In the meantime, Jaikaria has placed his rating and price target on Encysive's stock under review. His firm, which makes a market in the stock, has provided investment banking services to the company over the past 12 months and hopes to do so again in the next three.


Encysive continues to remain tight-lipped about the FDA's concerns.

In the conference call on Tuesday, Given spent no more than a minute or so sharing his prepared remarks with investors. In a nutshell, he said that the FDA had withheld approval for Thelin based on a single issue that -- due to competitive reasons -- he felt he should not divulge.

At least one analyst expressed clear frustration with that stand.

"I have to admit that I'm a bit unsatisfied with the disclosure," Jennifer Chao of Deutsche Bank declared. "It seems like the FDA is not entirely convinced of the risk/benefit (reward for Thelin). ... The issues are pretty perplexing."

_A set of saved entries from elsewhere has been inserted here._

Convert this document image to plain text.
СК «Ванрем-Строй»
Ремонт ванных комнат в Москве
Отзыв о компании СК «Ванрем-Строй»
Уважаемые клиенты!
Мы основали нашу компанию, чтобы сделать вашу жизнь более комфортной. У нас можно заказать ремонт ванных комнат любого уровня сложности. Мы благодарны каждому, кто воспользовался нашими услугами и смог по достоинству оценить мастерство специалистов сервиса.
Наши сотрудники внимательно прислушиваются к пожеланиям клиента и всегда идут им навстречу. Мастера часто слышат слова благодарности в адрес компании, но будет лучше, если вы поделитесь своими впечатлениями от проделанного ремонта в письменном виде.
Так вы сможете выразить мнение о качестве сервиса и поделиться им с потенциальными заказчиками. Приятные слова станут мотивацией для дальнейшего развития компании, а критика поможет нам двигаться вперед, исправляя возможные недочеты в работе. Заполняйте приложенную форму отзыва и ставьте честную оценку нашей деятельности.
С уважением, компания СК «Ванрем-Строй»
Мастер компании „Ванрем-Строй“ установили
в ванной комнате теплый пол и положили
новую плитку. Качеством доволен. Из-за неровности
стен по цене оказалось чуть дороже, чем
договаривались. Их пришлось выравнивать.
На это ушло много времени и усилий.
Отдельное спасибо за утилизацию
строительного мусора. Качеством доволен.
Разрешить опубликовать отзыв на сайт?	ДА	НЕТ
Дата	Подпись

To be fair, Given tried to address some of Chao's concerns without giving any secrets away. He started with the issue of risk. He said that company leaders "have always said that we felt this class of drugs, absolutely, requires a risk-management plan." He went on to say that Encysive submitted its own plan to the FDA and received recommendations on that plan -- well ahead of schedule -- along with Monday's letter. Under a best-case scenario, he said, the time saved on that plan could actually offset the delay caused by the latest request from the FDA.

Ultimately, Given said he hopes to resolve the FDA's concerns when he meets with the agency over the next 30 days and remains just as optimistic that Thelin will soon hit the U.S. market -- without further clinical work -- as he was in March.

But some analysts have been steering investors away from Encysive and toward Myogen in the meantime. Take Geoffrey Meacham of JPMorgan, for example. Already a Myogen bull, Meacham predicted on Monday that the company's own PAH drug -- known as Ambrisentan -- will beat Thelin to the market and start racking up significant sales beginning next year. By 2010, he looks for Ambrisentan to hit peak sales of $600 million. He now sees Thelin generating just one-eighth of that amount.

Meacham's firm counts Myogen and Encysive as investment banking clients and owns stock in both companies. His firm lists itself as a "major shareholder" of Myogen.

Robert Lawton, vice president of Source Capital, has by now exited positions in both stocks. Previously, he had a large short position in Myogen -- which he cashed in ahead of this week's run-up -- and a small long position in Encysive that had started to make him feel nervous.

"I felt that the stock wasn't acting right going into the FDA decision," Lawton explained. "I truly feel sorry for the shareholders. In light of the recent European Union approval, this second FDA request was difficult to anticipate and must be heartbreaking for them."

But Given, for one, continues to hope for a hard-fought victory in the end.

He compared the current situation to being "first and goal on the 1-yard line. You're not in," he said. "But it's not a bad place to be."